Minotaur bust, (National Archaeological Museum of Athens)
Mythology Greek
Grouping Legendary creature
Parents Cretan Bull and Pasiphaë
Region Crete
Habitat Labyrinth
Topics in Greek mythology
Gods
Heroes
Related

In Greek mythology, the Minotaur (Greek: Μῑνώταυρος, Mīnṓtauros) was a creature that was part man and part bull.[1] It dwelt at the center of the Labyrinth, which was an elaborate maze-like construction[2] built for King Minos of Crete and designed by the architect Daedalus and his son Icarus who were ordered to build it to hold the Minotaur. The historical site of Knossos, with over 1300 maze like compartments[3] is identified as the site of the labyrinth. The Minotaur was eventually killed by Theseus, the son of Aegeas.

The term Minotaur derives from the Greek: Μῑνώταυρος (Mīnṓtauros), Etymologically it is a compound of the name Μίνως (Minos) and the noun ταύρος (tauros) "bull", thus it translated as "Bull of Minos". The bull was known in Crete as Asterion, a name shared with Minos's foster-father.[4]

Contents

Birth and appearance

Minotaur locked in battle with Theseus.
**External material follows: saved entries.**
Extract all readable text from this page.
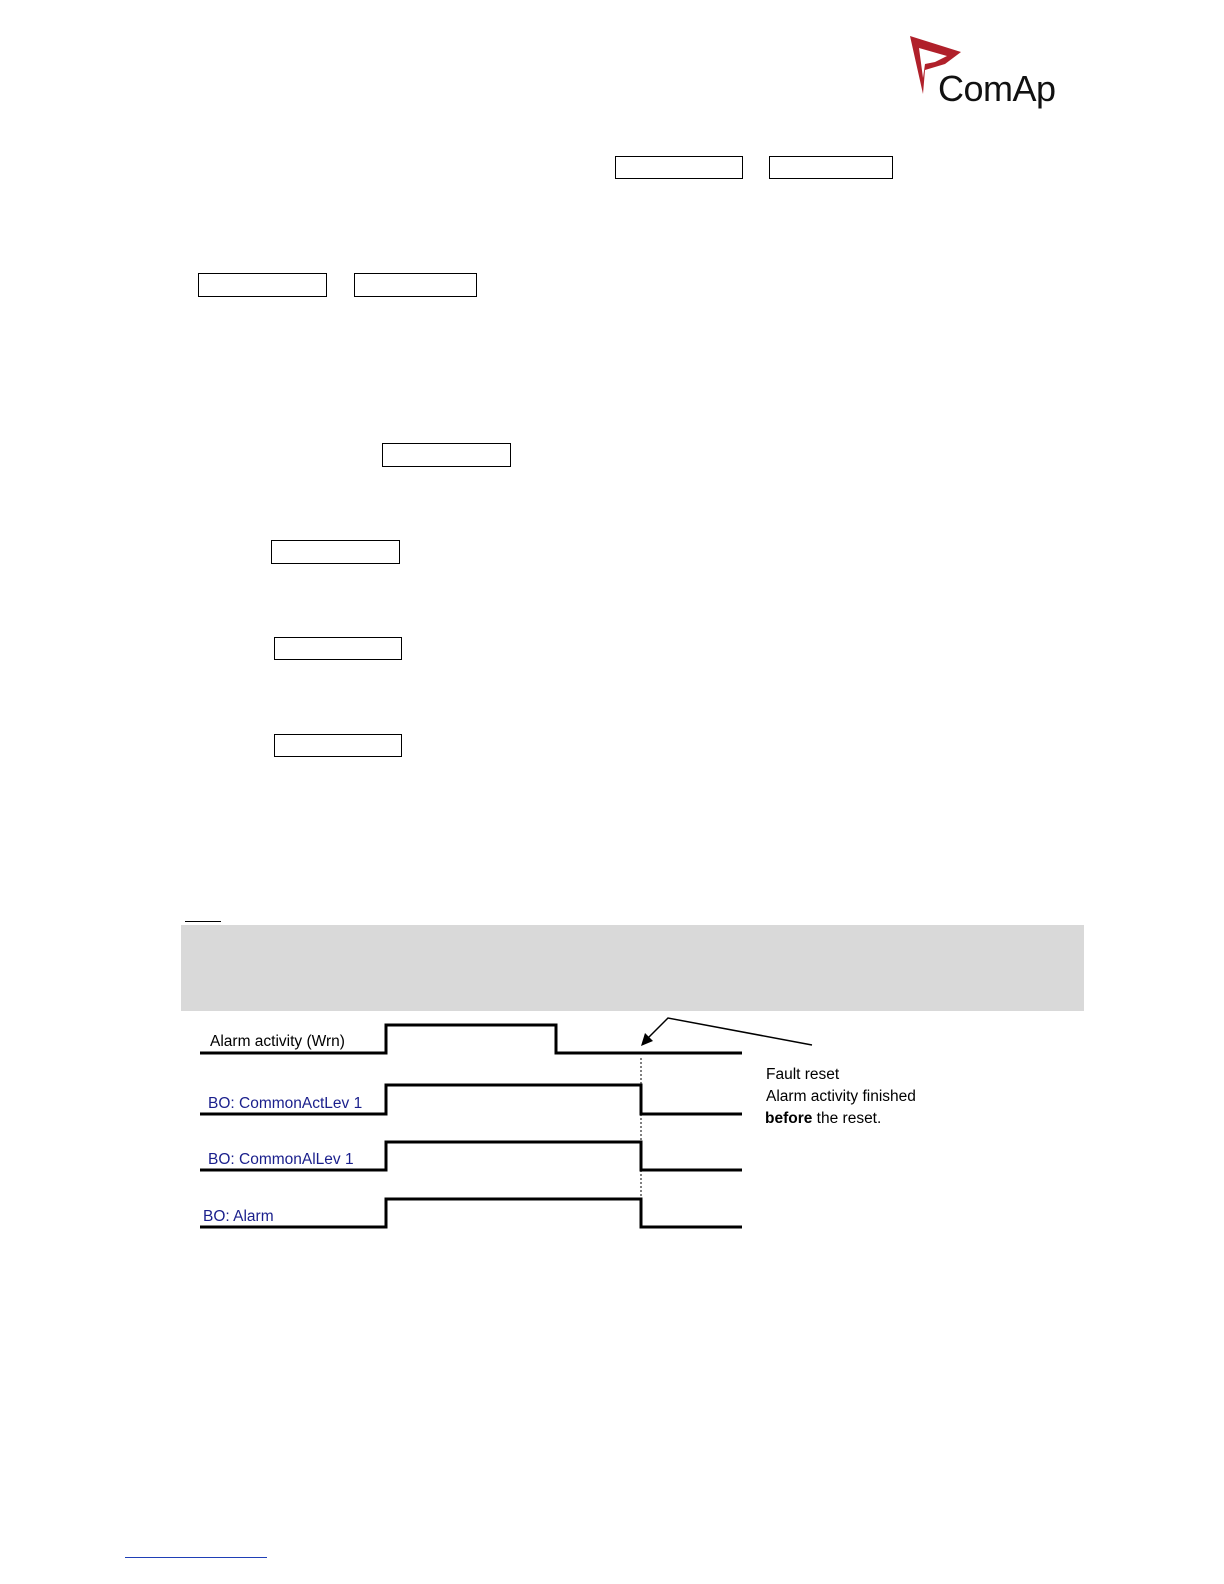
ComAp
Alarm activity (Wrn)
BO: CommonActLev 1
BO: CommonAlLev 1
BO: Alarm
Fault reset
Alarm activity finished
before the reset.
Bronze by Antoine-Louis Barye (Louvre)

After he ascended the throne of Crete, Minos struggled with his brothers for the right to rule. Minos prayed to Poseidon to send him a snow-white bull, as a sign of approval. He was to sacrifice the bull in honor of Poseidon but decided to keep it instead because of its beauty. To punish Minos, Poseidon caused Pasiphaë, Minos' wife, to fall madly in love with the bull from the sea, the Cretan Bull.[5] She had Daedalus, the famous architect, make a wooden cow for her. Pasiphaë climbed into the decoy in order to copulate with the white bull. The offspring of their coupling was a monster called the Minotaur.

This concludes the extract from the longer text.